First, relying on external rewards will produce neither satisfaction nor happiness. Rather, those who place a primacy on a relationship with God, while accommodating personal growth and caring for others, find both satisfaction and happiness. So avoid the single-minded focus on securing the highest grades and the greatest institutional honors, the best job and highest salary or meeting the expectations of others for they only create anxiety and frustration, impede learning and, ironically, impede becoming a good lawyer.
Satisfaction and happiness in life, learning included, comes more readily to those who do work they enjoy, or work that they find virtuous. Like it or not, a happy and satisfied life requires that one knows who he is uniquely made by God to be, and to follow that divine reality.

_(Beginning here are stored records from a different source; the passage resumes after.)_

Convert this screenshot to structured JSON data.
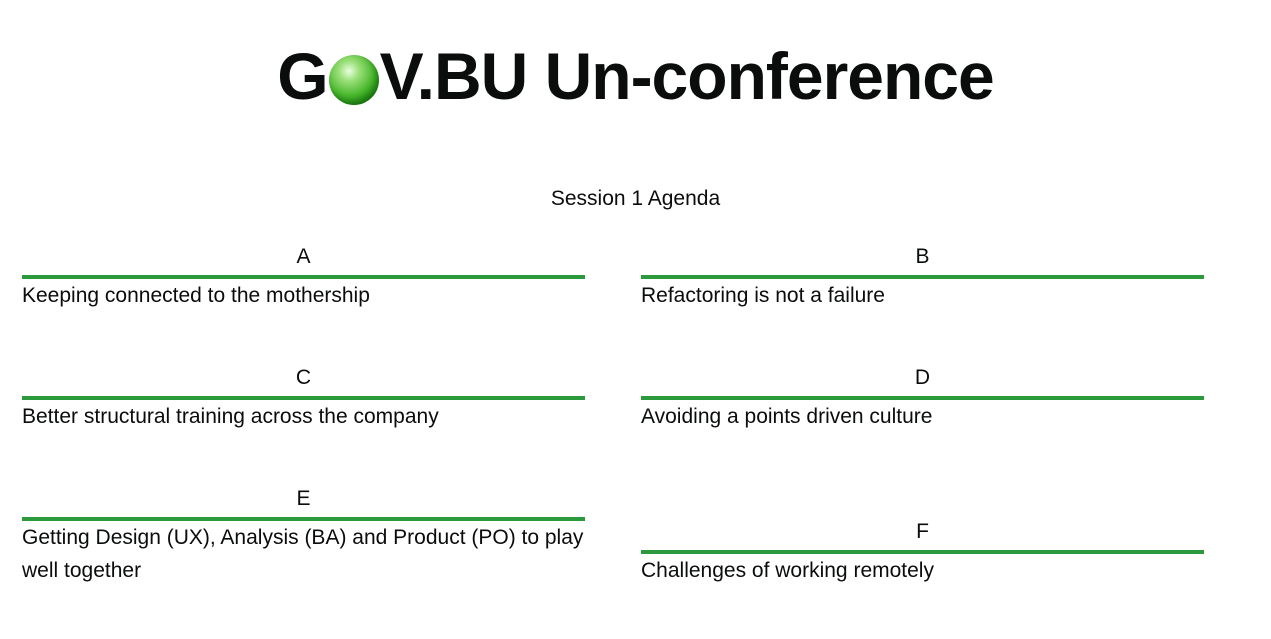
{
  "header": {
    "title_prefix": "G",
    "title_suffix": "V.BU Un-conference"
  },
  "agenda": {
    "heading": "Session 1 Agenda",
    "slots": [
      {
        "letter": "A",
        "topic": "Keeping connected to the mothership"
      },
      {
        "letter": "B",
        "topic": "Refactoring is not a failure"
      },
      {
        "letter": "C",
        "topic": "Better structural training across the company"
      },
      {
        "letter": "D",
        "topic": "Avoiding a points driven culture"
      },
      {
        "letter": "E",
        "topic": "Getting Design (UX), Analysis (BA) and Product (PO) to play well together"
      },
      {
        "letter": "F",
        "topic": "Challenges of working remotely"
      }
    ]
  },
  "colors": {
    "accent": "#2b9a3c",
    "orb": "#47b62b",
    "text": "#0b0c0c"
  }
}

Second, forget perfectionism. Disabuse yourself of any notion that you will not make mistakes. Humans err and wisdom comes over time, often as a result of mistake and failure. Hence be patient with others and yourself. Do not assume people will meet your expectations; avoid being judgmental. Cultivate and maintain a faith life and relationship with God, for absent this you will come to depend on your own intelligence and ability, a losing wager as no one plays a fault-free, tragedy-less game of life. In short: Trust God, do not worry, and be forgiving.

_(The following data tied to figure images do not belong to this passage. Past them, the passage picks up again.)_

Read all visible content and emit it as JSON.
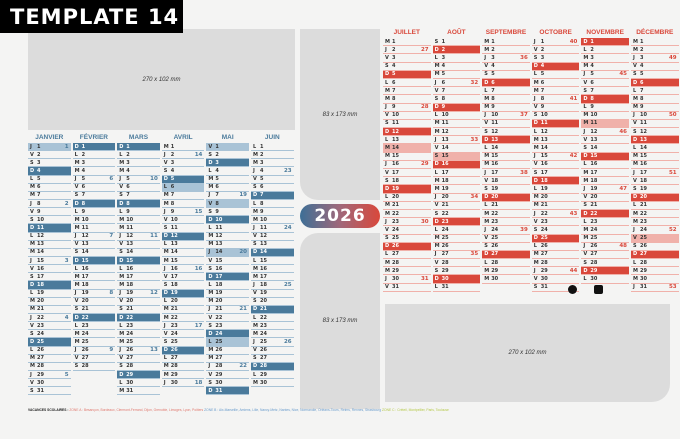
{
  "template_label": "TEMPLATE 14",
  "year": "2026",
  "placeholders": {
    "top_left": "270 x 102 mm",
    "middle_top": "83 x 173 mm",
    "middle_bottom": "83 x 173 mm",
    "bottom_right": "270 x 102 mm"
  },
  "day_letters": [
    "L",
    "M",
    "M",
    "J",
    "V",
    "S",
    "D"
  ],
  "colors": {
    "first_half": "#4a7a9b",
    "first_half_light": "#a9c3d6",
    "second_half": "#d9483b",
    "second_half_light": "#f0b1aa"
  },
  "first_half": [
    {
      "name": "JANVIER 2026",
      "days": 31
    },
    {
      "name": "FÉVRIER",
      "days": 28
    },
    {
      "name": "MARS",
      "days": 31
    },
    {
      "name": "AVRIL",
      "days": 30
    },
    {
      "name": "MAI",
      "days": 31
    },
    {
      "name": "JUIN",
      "days": 30
    }
  ],
  "second_half": [
    {
      "name": "JUILLET",
      "days": 31
    },
    {
      "name": "AOÛT",
      "days": 31
    },
    {
      "name": "SEPTEMBRE",
      "days": 30
    },
    {
      "name": "OCTOBRE",
      "days": 31
    },
    {
      "name": "NOVEMBRE",
      "days": 30
    },
    {
      "name": "DÉCEMBRE",
      "days": 31
    }
  ],
  "holidays": [
    "1-1",
    "4-6",
    "5-1",
    "5-8",
    "5-14",
    "5-25",
    "7-14",
    "8-15",
    "11-1",
    "11-11",
    "12-25"
  ],
  "footer": {
    "label": "VACANCES SCOLAIRES :",
    "zone_a": "ZONE A : Besançon, Bordeaux, Clermont-Ferrand, Dijon, Grenoble, Limoges, Lyon, Poitiers",
    "zone_b": "ZONE B : Aix-Marseille, Amiens, Lille, Nancy-Metz, Nantes, Nice, Normandie, Orléans-Tours, Reims, Rennes, Strasbourg",
    "zone_c": "ZONE C : Créteil, Montpellier, Paris, Toulouse"
  }
}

Third, be leery of being an objective participant in life and learning. Do not fall victim to thinking like a lawyer. Do not let acquiring the analytical skills required to practice any occupation separate you from a pre-canonical sense of moral order, your values, ideals, instinct, imagination, your conscience, feelings or emotions or, most significantly, from your faith. To do otherwise is to lose contact with your self, to become a lost soul, to participate in your own de-humanization.
The point is this: Do not be institutionalized or willy-nilly acculturated. Do not live another’s life. God made you a full human – use all your endowment and relish the liberating faith reality that you need not adopt the impossible burden of authoring a perfect, self-designed life of self-engineered success.
God made you to know happiness and satisfaction. He seeks only your faithfulness. Put God at the center of your life and proceed with confidence.